Les mines de charbon turques sont les plus meurtrières d'Europe. En proportion de ce qu'elles produisent chaque année - environ trois millions de tonnes de houille soit 0,05% de la production mondiale (World Coal Association) - elles sont aussi les troisièmes plus dangereuses de la planète. Chaque année, 80 mineurs en moyenne y perdent la vie dans des accidents qui, la plupart du temps, auraient pu être évités si les règles de sécurité avaient été respectées. Reportage à Zonguldak, dans le bassin minier turc

zozo
Écrit par Lepetitjournal Istanbul
Publié le 6 mars 2012, mis à jour le 27 février 2024


Il y a deux Zonguldak.

D'un côté ou plutôt, en surface, une ville de taille moyenne des rives de la mer Noire, au nord-ouest de la Turquie. De l'autre, une ville souterraine, creusée à la force des bras, toujours plus en profondeur. Ville portuaire et ville minière, où l'air sent le charbon et la mer.
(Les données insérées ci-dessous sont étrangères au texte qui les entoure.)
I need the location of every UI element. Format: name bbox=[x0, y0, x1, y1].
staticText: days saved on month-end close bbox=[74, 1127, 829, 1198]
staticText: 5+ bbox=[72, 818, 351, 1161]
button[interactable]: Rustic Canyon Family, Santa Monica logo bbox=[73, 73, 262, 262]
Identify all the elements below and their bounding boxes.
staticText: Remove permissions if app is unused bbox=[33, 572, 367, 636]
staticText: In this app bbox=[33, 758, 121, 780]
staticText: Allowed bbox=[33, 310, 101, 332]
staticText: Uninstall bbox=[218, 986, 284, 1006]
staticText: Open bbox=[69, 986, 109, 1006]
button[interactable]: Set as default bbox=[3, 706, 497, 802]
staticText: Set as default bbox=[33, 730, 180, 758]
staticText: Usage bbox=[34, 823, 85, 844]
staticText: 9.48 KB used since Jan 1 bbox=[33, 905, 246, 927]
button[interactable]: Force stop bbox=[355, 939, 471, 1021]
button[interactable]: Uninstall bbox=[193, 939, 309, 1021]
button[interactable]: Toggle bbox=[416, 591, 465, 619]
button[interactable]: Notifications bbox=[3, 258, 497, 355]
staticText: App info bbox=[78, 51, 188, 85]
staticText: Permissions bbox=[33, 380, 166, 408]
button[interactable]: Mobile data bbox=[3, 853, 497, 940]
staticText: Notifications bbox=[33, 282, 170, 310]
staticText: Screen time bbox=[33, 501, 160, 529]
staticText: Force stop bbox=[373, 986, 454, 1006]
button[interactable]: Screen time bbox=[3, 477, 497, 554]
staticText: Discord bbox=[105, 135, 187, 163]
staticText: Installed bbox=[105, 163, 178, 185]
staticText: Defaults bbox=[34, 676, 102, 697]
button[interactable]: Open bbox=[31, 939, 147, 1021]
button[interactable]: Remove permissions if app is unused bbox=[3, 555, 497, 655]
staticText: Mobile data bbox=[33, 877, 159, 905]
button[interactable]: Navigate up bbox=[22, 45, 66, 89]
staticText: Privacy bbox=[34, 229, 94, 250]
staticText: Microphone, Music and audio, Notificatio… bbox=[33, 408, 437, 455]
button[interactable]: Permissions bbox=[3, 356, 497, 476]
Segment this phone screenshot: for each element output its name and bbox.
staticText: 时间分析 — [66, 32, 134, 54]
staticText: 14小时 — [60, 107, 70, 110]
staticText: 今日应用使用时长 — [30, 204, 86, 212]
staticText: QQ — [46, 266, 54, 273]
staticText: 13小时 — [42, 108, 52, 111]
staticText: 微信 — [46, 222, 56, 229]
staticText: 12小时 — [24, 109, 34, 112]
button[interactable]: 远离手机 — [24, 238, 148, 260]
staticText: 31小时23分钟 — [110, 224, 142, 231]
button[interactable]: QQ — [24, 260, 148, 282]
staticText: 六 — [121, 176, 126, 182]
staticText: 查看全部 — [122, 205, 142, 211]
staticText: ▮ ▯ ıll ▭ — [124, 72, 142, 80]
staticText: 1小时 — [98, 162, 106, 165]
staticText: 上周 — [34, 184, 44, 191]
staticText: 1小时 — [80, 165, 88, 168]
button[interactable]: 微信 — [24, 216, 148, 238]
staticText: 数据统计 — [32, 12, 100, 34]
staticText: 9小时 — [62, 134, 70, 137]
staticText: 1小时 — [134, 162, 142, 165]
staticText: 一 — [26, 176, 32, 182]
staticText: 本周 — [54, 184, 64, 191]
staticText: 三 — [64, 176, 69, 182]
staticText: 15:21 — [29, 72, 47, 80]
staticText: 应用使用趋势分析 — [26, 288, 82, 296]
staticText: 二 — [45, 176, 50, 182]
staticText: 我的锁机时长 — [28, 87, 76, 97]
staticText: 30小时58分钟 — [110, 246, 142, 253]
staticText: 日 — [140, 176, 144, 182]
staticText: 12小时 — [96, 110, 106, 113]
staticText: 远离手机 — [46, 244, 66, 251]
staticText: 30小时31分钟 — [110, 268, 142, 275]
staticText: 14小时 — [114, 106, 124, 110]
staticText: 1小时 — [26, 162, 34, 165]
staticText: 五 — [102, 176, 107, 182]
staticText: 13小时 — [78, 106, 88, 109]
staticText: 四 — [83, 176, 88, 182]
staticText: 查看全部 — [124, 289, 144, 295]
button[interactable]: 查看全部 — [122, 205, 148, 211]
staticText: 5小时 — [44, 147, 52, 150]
Il est bientôt 15 heures dans la mine de Kozlu, dont une partie des 45 kilomètres de galeries courent sous la mer Noire, un cas unique en Turquie. L'équipe du matin salue celle de l'après-midi à l'entrée du puits numéro 1, au bord d'un gouffre de 840 mètres. Geçmiş Olsun (littéralement, "Que cela soit du passé"), lancent les seconds aux premiers, qui se ruent vers les douches pour se débarbouiller. 
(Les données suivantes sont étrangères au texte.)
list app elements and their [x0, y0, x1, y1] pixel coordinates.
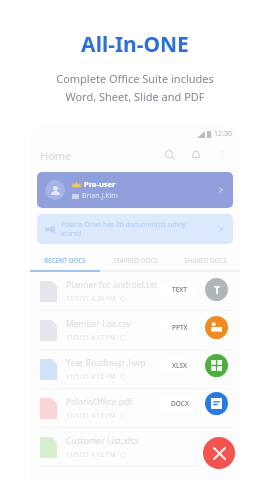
- staticText: 11/1/21 4:12 PM: [66, 372, 116, 381]
- button[interactable]: New TEXT document: [205, 278, 228, 301]
- staticText: Planner for android.txt: [66, 279, 157, 291]
- staticText: All-In-ONE: [81, 30, 189, 59]
- button[interactable]: More options: [214, 147, 230, 163]
- staticText: 11/1/21 4:17 PM: [66, 333, 116, 342]
- staticText: 11/1/21 4:12 PM: [66, 411, 116, 420]
- staticText: STARRED DOCS: [113, 256, 158, 264]
- button[interactable]: Planner for android.txt: [30, 272, 240, 310]
- staticText: SHARED DOCS: [184, 256, 227, 264]
- button[interactable]: Member List.csv: [30, 311, 240, 349]
- staticText: Polaris Drive has 26 document(s) safely …: [61, 220, 217, 238]
- staticText: Pro-user: [84, 179, 116, 189]
- button[interactable]: New XLSX document: [205, 354, 228, 377]
- staticText: PPTX: [172, 323, 188, 332]
- staticText: PolarisOffice.pdf: [66, 396, 133, 408]
- staticText: Member List.csv: [66, 318, 131, 330]
- button[interactable]: New DOCX document: [205, 392, 228, 415]
- staticText: Brian.J.Kim: [82, 191, 118, 201]
- button[interactable]: XLSX: [160, 358, 199, 373]
- button[interactable]: Pro-user: [37, 172, 233, 208]
- button[interactable]: Search: [162, 147, 178, 163]
- staticText: 11/1/21 4:12 PM: [66, 450, 116, 459]
- staticText: 11/1/21 4:36 PM: [66, 294, 116, 303]
- staticText: 12:30: [214, 129, 232, 139]
- staticText: Word, Sheet, Slide and PDF: [65, 89, 205, 104]
- button[interactable]: PolarisOffice.pdf: [30, 389, 240, 427]
- staticText: Complete Office Suite includes: [56, 71, 214, 86]
- button[interactable]: Close menu: [203, 437, 235, 469]
- staticText: T: [214, 283, 220, 297]
- button[interactable]: PPTX: [160, 320, 199, 335]
- button[interactable]: Customer List.xlsx: [30, 428, 240, 466]
- button[interactable]: New PPTX document: [205, 316, 228, 339]
- button[interactable]: SHARED DOCS: [170, 250, 240, 270]
- button[interactable]: STARRED DOCS: [100, 250, 170, 270]
- button[interactable]: Notifications: [188, 147, 204, 163]
- staticText: Year Roadmap .hwp: [66, 357, 146, 369]
- button[interactable]: DOCX: [160, 396, 199, 411]
- staticText: XLSX: [172, 361, 187, 370]
- button[interactable]: Polaris Drive has 26 document(s) safely …: [37, 214, 233, 244]
- staticText: Customer List.xlsx: [66, 435, 139, 447]
- staticText: DOCX: [171, 399, 189, 408]
- button[interactable]: RECENT DOCS: [30, 250, 100, 270]
- staticText: TEXT: [172, 285, 187, 294]
- staticText: RECENT DOCS: [44, 256, 86, 264]
- button[interactable]: Year Roadmap .hwp: [30, 350, 240, 388]
- button[interactable]: TEXT: [160, 282, 199, 297]
- staticText: Home: [40, 148, 162, 163]
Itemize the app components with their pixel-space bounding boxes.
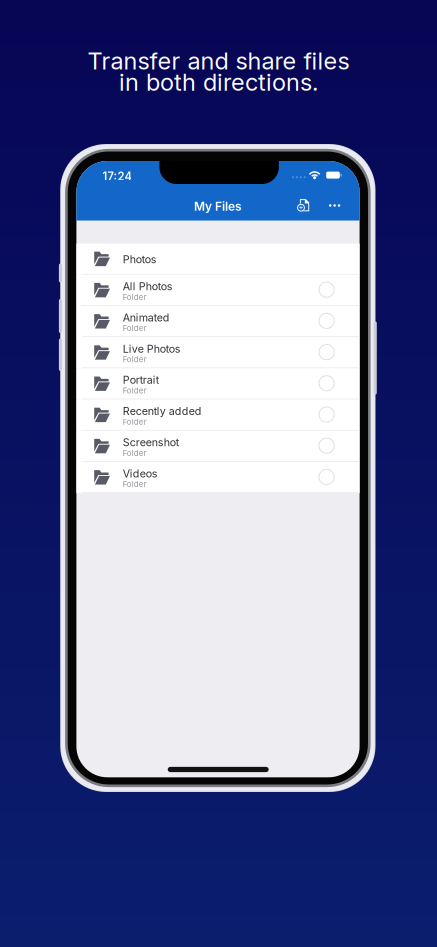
staticText: Screenshot [123, 436, 179, 449]
button[interactable]: Portrait [76, 368, 360, 400]
staticText: Folder [123, 324, 147, 333]
staticText: Portrait [123, 374, 159, 386]
button[interactable]: New file [76, 161, 100, 185]
staticText: Folder [123, 355, 147, 364]
staticText: Live Photos [123, 342, 181, 355]
staticText: Photos [123, 253, 157, 266]
staticText: in both directions. [119, 68, 318, 96]
button[interactable]: Animated [76, 306, 360, 337]
staticText: Folder [123, 292, 147, 302]
button[interactable]: All Photos [76, 275, 360, 306]
staticText: Folder [123, 417, 147, 427]
button[interactable]: Live Photos [76, 337, 360, 368]
staticText: All Photos [123, 280, 173, 293]
button[interactable]: More [76, 161, 98, 183]
staticText: My Files [194, 199, 242, 214]
staticText: Recently added [123, 405, 202, 418]
staticText: Animated [123, 311, 170, 324]
button[interactable]: Photos [76, 244, 360, 275]
staticText: 17:24 [102, 170, 131, 183]
staticText: Videos [123, 467, 158, 480]
button[interactable]: Videos [76, 462, 360, 493]
staticText: Transfer and share files [88, 46, 350, 75]
staticText: Folder [123, 386, 147, 395]
staticText: Folder [123, 448, 147, 458]
staticText: Folder [123, 480, 147, 489]
button[interactable]: Recently added [76, 400, 360, 431]
button[interactable]: Screenshot [76, 431, 360, 462]
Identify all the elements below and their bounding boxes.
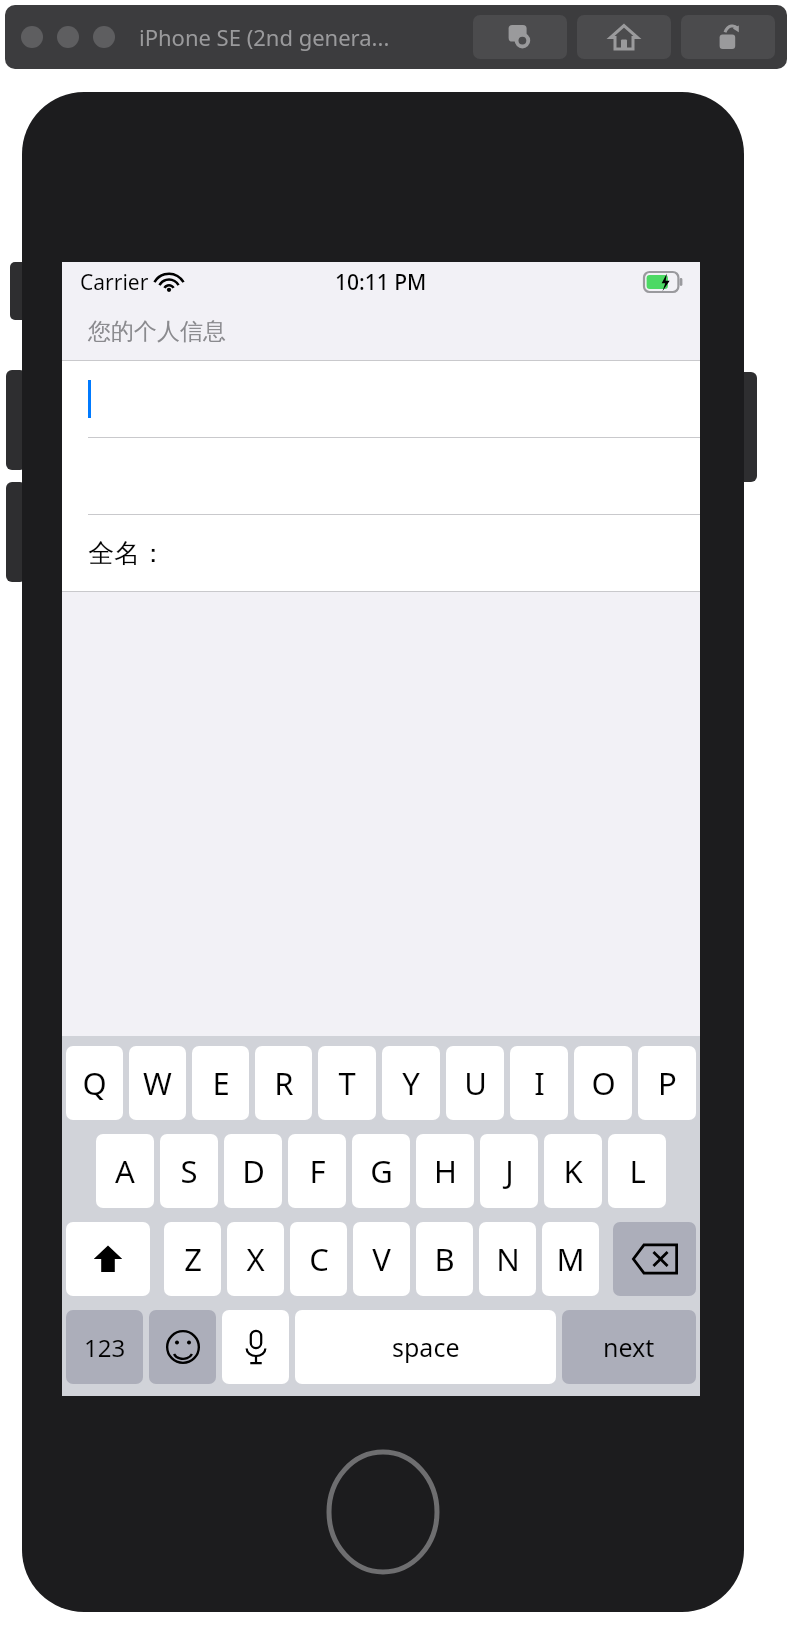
staticText: W	[143, 1062, 172, 1104]
button[interactable]: N	[479, 1222, 536, 1296]
staticText: iPhone SE (2nd genera...	[139, 22, 390, 52]
staticText: E	[212, 1062, 230, 1104]
staticText: M	[556, 1238, 585, 1280]
staticText: 10:11 PM	[335, 268, 427, 297]
button[interactable]	[93, 26, 115, 48]
staticText: O	[591, 1062, 616, 1104]
button[interactable]	[21, 26, 43, 48]
button[interactable]: X	[227, 1222, 284, 1296]
staticText: P	[658, 1062, 677, 1104]
staticText: 全名：	[88, 537, 166, 570]
button[interactable]: Share	[681, 15, 775, 59]
staticText: S	[180, 1150, 198, 1192]
button[interactable]: I	[510, 1046, 568, 1120]
button[interactable]: next	[562, 1310, 696, 1384]
button[interactable]	[57, 26, 79, 48]
button[interactable]: M	[542, 1222, 599, 1296]
staticText: T	[338, 1062, 356, 1104]
button[interactable]: L	[608, 1134, 666, 1208]
button[interactable]: K	[544, 1134, 602, 1208]
staticText: Carrier	[80, 268, 149, 297]
button[interactable]: F	[288, 1134, 346, 1208]
staticText: C	[309, 1238, 329, 1280]
button[interactable]: Emoji	[149, 1310, 216, 1384]
button[interactable]: Home	[577, 15, 671, 59]
button[interactable]: E	[192, 1046, 249, 1120]
button[interactable]: 全名：	[62, 515, 700, 591]
staticText: G	[370, 1150, 393, 1192]
staticText: 您的个人信息	[88, 317, 226, 346]
button[interactable]: space	[295, 1310, 556, 1384]
button[interactable]: B	[416, 1222, 473, 1296]
button[interactable]: S	[160, 1134, 218, 1208]
button[interactable]: Y	[382, 1046, 440, 1120]
staticText: H	[434, 1150, 457, 1192]
button[interactable]: U	[446, 1046, 504, 1120]
button[interactable]: T	[318, 1046, 376, 1120]
staticText: I	[534, 1062, 545, 1104]
button[interactable]: Shift	[66, 1222, 150, 1296]
button[interactable]: G	[352, 1134, 410, 1208]
button[interactable]: A	[96, 1134, 154, 1208]
button[interactable]	[62, 361, 700, 437]
staticText: D	[242, 1150, 265, 1192]
button[interactable]: H	[416, 1134, 474, 1208]
button[interactable]: Q	[66, 1046, 123, 1120]
staticText: U	[464, 1062, 487, 1104]
button[interactable]: D	[224, 1134, 282, 1208]
staticText: 123	[84, 1331, 126, 1364]
button[interactable]: Screenshot	[473, 15, 567, 59]
staticText: B	[434, 1238, 455, 1280]
staticText: X	[246, 1238, 265, 1280]
staticText: space	[392, 1330, 460, 1364]
button[interactable]: Z	[164, 1222, 221, 1296]
staticText: Z	[184, 1238, 202, 1280]
staticText: K	[563, 1150, 583, 1192]
button[interactable]: Dictate	[222, 1310, 289, 1384]
staticText: A	[115, 1150, 135, 1192]
staticText: J	[505, 1150, 514, 1192]
button[interactable]: 123	[66, 1310, 143, 1384]
staticText: next	[603, 1330, 655, 1364]
button[interactable]: W	[129, 1046, 186, 1120]
staticText: L	[629, 1150, 646, 1192]
button[interactable]: R	[255, 1046, 312, 1120]
button[interactable]: P	[638, 1046, 696, 1120]
staticText: Q	[82, 1062, 107, 1104]
staticText: F	[309, 1150, 326, 1192]
button[interactable]: C	[290, 1222, 347, 1296]
button[interactable]: Backspace	[613, 1222, 696, 1296]
staticText: V	[372, 1238, 391, 1280]
button[interactable]: J	[480, 1134, 538, 1208]
staticText: R	[274, 1062, 294, 1104]
staticText: N	[496, 1238, 520, 1280]
button[interactable]: V	[353, 1222, 410, 1296]
button[interactable]: O	[574, 1046, 632, 1120]
staticText: Y	[402, 1062, 420, 1104]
"Je n'ai qu'une hâte : rentrer chez moi, manger et me reposer", lâche Ramazan Kavalcı, les yeux brillants de fatigue. À 28 ans, il est fils, petit-fils et arrière-petit-fils de mineur. "Il faut faire attention à tout dans la mine. Mais avec l'aide de Dieu, on en sort chaque jour sain et sauf", assure-t-il.

Des cicatrices qu'on ne peut pas refermer

"Avec l'aide de Dieu" et quelques outils techniques. Ramazan porte autour du cou un boitier que lui et ses collègues ont surnommé "le vak-vak", en référence au bruit de sa sonnerie. "Aujourd'hui, il a sonné une fois. Il a détecté du méthane. On a envoyé un message au centre de contrôle pour qu'ils poussent la ventilation et que l'air soit nettoyé. On a tout de suite repris le travail", raconte le mineur.

Le méthane, c'est l'ennemi de Ramazan et de ses collègues. Incolore, inodore, il peut causer une explosion, le fameux "coup de grisou". Le 17 mai 2010, il a tué 30 mineurs dans une mine de Zonguldak. À Kozlu, le gisement où travaille Ramazan, 263 ouvriers sont morts en 1992 dans un accident similaire.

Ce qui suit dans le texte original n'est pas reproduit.